Biometrics Evaluation Centre (BEZ)
Innovative approaches in biometrics: Generating synthetic data
The research project “Synthetic Characters” is dedicated to the development and evaluation of biometric systems, which require large, diverse, and realistic datasets. Traditionally, such systems rely on real biometric data, but their availability is often limited due to costs, time, and data protection concerns. Additionally, these datasets frequently exhibit bias in terms of gender or ethnicity and usually lack detailed ground truth information on characteristics such as pose or lighting conditions.
The “Synthetic Characters” project takes an innovative approach: instead of relying on real data, it uses synthetically generated datasets. These allow flexible and controlled generation of biometric characteristics, offering significant potential for research. Key questions include: How can large synthetic databases be created efficiently? Can synthetic data effectively replace real biometric data? And how can the quality of synthetic data be reliably assessed?

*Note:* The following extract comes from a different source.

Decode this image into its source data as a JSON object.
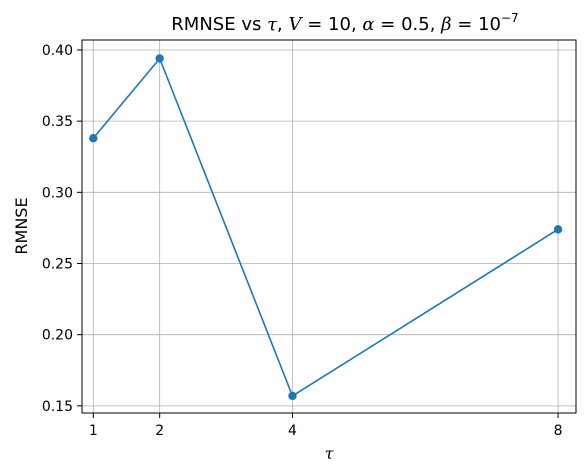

Two main approaches are being investigated. First, neural networks such as StyleGAN2, which enable fast and realistic data generation but offer limited control over specific parameters. Second, character generators from the field of computer games, such as Meta Human Creator or Character Creator 4.0. These tools provide a high degree of parameterization, allowing targeted manipulation of individual features—for example, for bias analyses. However, the generation process is time-consuming and has not yet achieved the level of detail possible with neural networks.
Although the project is still in its early stages, it has great potential to elevate biometric systems through the use of synthetic data. It addresses the scarcity of real data while simultaneously opening new avenues for improving the fairness and accuracy of biometric technologies.